Day 25: Turkey, Pumpkin Pie and a Mustache--the three staples of Thanksgiving.

Day 26: Recovering from Thanksgiving. Day 21 outlook was correct. It was pie.

Day 27: Recovering from Day 26's re-tasting of the pie.

Day 28: It's not a Might-stache or a Maybe-stache. It's a Must-ache. And I "must" say, my lip is getting really cozy with it.

Day 29: On this penultimate day of mustache growth, I'm reminded of the ancient English Proverb: "A man without a mustache is like a nonalcoholic beer—useless."

Day 30: Reflection Perfection.


Timmy Boyle said...

Growin' well, fellow Mo Bro!

Your Day 6 experience is one of the reasons my wife was hesitant about the whole idea (although she was the one who suggested it).

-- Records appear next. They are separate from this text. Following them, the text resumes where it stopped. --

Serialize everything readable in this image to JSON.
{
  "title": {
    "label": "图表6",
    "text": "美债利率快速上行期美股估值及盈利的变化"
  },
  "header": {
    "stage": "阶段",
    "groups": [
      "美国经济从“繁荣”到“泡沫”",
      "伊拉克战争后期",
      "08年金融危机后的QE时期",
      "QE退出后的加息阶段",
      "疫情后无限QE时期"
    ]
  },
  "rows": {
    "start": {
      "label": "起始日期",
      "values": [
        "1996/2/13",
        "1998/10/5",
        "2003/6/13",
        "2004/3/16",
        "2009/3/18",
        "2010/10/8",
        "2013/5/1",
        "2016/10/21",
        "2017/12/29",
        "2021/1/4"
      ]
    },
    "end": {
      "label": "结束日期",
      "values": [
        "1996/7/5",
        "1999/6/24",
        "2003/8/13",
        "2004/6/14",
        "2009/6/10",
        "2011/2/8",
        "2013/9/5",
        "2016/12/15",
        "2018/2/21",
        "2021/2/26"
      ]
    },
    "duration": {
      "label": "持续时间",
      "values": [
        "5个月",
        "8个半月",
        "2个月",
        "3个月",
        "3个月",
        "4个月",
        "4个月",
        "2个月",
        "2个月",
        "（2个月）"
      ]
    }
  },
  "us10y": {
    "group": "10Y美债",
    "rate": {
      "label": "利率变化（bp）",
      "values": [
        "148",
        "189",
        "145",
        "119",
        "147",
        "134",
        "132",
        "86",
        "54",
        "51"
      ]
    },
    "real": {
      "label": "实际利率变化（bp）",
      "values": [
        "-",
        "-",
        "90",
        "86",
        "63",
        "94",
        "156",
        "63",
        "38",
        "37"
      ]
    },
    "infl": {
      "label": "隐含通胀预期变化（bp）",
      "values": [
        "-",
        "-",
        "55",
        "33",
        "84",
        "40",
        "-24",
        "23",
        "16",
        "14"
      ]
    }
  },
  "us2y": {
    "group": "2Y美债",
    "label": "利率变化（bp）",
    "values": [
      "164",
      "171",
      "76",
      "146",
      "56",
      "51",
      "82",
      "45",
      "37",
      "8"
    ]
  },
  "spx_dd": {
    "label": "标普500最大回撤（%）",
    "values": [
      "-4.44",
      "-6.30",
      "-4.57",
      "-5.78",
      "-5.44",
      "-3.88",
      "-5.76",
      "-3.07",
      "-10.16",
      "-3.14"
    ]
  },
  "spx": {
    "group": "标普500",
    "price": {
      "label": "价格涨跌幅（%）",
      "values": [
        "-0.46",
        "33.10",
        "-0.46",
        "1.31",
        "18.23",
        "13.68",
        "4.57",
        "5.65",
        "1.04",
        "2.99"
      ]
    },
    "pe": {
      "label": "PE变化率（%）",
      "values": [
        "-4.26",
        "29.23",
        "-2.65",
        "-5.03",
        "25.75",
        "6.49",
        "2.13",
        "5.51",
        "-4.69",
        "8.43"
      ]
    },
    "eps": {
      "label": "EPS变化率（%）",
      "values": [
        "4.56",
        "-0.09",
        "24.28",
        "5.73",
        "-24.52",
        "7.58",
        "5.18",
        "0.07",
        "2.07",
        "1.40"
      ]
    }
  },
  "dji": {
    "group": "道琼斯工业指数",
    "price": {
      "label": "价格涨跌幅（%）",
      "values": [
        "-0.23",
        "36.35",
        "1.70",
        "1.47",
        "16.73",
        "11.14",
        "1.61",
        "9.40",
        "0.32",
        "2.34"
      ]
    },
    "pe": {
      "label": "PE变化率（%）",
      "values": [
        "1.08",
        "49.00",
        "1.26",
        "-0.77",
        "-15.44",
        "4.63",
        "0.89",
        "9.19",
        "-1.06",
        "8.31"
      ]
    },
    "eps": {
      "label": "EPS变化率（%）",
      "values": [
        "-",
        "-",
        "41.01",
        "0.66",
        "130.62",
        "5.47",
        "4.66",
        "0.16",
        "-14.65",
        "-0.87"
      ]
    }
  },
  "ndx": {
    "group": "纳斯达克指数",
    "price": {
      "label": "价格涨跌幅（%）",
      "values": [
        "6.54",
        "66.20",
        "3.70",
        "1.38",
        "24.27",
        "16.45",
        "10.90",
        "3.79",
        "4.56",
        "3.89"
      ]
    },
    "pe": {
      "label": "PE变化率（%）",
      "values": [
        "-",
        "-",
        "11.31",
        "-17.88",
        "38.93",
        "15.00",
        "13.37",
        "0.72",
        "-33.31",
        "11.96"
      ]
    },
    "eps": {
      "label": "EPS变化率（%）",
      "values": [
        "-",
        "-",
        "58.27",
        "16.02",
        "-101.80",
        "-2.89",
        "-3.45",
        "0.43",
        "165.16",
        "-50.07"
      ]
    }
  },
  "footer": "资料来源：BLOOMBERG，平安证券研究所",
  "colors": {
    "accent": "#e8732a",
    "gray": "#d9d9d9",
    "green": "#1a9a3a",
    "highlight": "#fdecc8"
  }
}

I was sent your way by a friend of mine. If you get a minute, check out my progress here:

Have a good one and keep on growin'

Amanda Hoving said...

"Dialed it up to 11" (ahem) What's the scale?

You're rocking it, of course.

Shannon said...

Maverick, Goose called and wants his glasses back!

Anonymous said...

Great blog! I especially enjoy the spotlight on Movember. I would be on board with that right now if I didnt have to show my pathetic mustache in public....yet my corporate day job calls. Anyway, great stache and awesome content.
I just started my own man blog and would love for you to stop by and check it out sometime. Comments are always appreciated and if you are a fan I would love to make it onto your blog roll. I would happily return the favor.
Thanks and keep up the good work.

ruth said...

I think the mustache suits you. You should definitely keep it... Or a version of it.

OldGuy said...

Why would any male need a month designated to growing a mustache? They should have had one their entire life.

Martha Ramirez said...

I'm gonna have to bookmark this page for a down day. When I need a good laugh. Between bow chicka wow wow and the avatar shades and wifey not centering your head lol I can clearly see why you and Chuck are friends. You guys are hilarious!Keep it up. No wonder you have a big following.